Hypothetical scenario in which an employer applied a rule that women over 40 may not apply for a job. The argument goes that, this would neither be direct sex or age discrimination, as not all women would be precluded from applying and not all persons over 40 would be precluded from applying. Instead the rule would amount to combined discrimination under section 14 of the Equality Act 2010, which is not unlawful at present.

That is in fact an argument that the BBC lawyer ran in the Miriam O’Reilly, Countryfile  (Age Discrimination, Sex Discrimination) case a few months back. But it didn’t work. The employment tribunal decided that when compared with another woman who was in the same position, but younger, it was apparent that age discrimination had occurred.

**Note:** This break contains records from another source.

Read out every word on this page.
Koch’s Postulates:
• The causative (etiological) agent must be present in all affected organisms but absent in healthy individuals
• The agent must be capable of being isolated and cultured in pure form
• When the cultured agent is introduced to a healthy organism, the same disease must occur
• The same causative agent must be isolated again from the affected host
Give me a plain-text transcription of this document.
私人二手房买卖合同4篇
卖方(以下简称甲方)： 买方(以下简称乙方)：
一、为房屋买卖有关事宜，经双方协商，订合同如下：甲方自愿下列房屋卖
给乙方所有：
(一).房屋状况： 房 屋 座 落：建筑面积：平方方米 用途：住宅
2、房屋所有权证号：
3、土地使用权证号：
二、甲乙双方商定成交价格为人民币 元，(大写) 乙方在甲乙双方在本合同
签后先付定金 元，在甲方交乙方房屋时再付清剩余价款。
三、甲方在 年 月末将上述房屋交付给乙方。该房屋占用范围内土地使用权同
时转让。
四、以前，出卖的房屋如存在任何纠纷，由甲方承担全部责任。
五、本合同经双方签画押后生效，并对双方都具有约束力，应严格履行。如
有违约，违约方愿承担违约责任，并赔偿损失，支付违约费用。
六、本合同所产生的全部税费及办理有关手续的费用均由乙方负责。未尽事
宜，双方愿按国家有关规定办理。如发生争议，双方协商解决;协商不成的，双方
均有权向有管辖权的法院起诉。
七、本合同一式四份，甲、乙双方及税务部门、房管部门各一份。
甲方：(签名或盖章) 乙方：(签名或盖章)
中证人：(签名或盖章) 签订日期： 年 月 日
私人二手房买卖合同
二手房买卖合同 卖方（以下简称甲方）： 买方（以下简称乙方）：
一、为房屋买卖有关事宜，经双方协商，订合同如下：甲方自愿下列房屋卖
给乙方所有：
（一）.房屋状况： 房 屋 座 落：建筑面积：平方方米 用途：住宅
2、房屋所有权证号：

So do we need “Dual Discrimination”? I think not. A well argued case will succeed on a single strand of discrimination, whether or not discrimination has occurred on the basis of a combination of characteristics. So does it matter that dual discrimination probably won’t come into force? Probably not.

Having said that, the recent decision not to bring dual discrimination into force has come under a lot of criticism from gay and lesbian groups in particular, so watch this space.

Have you had any experiences relating to defending cases of combined strands of discrimination? Let me know what you think.

Is the Employment Tribunal system biased against Employers?

To misquote a recent television commercial for California…. “People have a lot of misconceptions about [employment tribunals] and most of them are wrong…?” – I always thought that all misconceptions were wrong, otherwise they wouldn’t be misconceived. But California has different rules, and so does the Employment Tribunal.

Getting a good result in an employment tribunal is one of the most satisfying parts of my job, so it pains me to say that an employment tribunal hearing is not an experience that I would wish upon any employer. It is a tiring, draining and fundamentally risky place to be for any employer.

I have a lot of experience of representing employers in employment tribunals, and I am often asked whether employment tribunals are biased against employers (or indeed I may be told that they are). But this is a misconception (and yes it is therefore wrong).

Yes, there are judges and tribunal members who are more likely to look at things from an employee’s perspective, but the opposite is equally true. Having said that, an employment tribunal’s decision is as likely to turn on believability (even likeability) of a witness as much as on the evidence, and the mood in a hearing can change like the wind. That is one reason why it is so important to have legal representation at the hearing and throughout the process, even though sometimes even that won’t be enough. Ultimately though, with the right preparation most employment tribunals will get it right most of the time.

The difficulty is that it is impossible to predict with certainty how things will go on the day. How things should go, is not the same as how they will go. This is not so bad for the Claimants (employees) who have little or nothing to lose and are often without legal representation. The employer on the other hand will have incurred legal costs, loss of management time, and reduced productivity… even if they win. So the risk and the cost often rest wholly with the employer. So, do you feel lucky?

It is for this reason that you could say that the system is loaded against the employer, who has no choice but to incur time and expense in defending a claim, and to that extent you could say that the system is biased against employers. So maybe that is a misconception that is right? (sic)

What are your experiences of unpredictable employment tribunals? Please share your stories here.

Under Construction!

Hello. Welcome to employment law sense check, where I hope to help business leaders, managers, and HR Professionals cut through some of the less appealling; confusing; or just plain wrong ideas about UK employment law.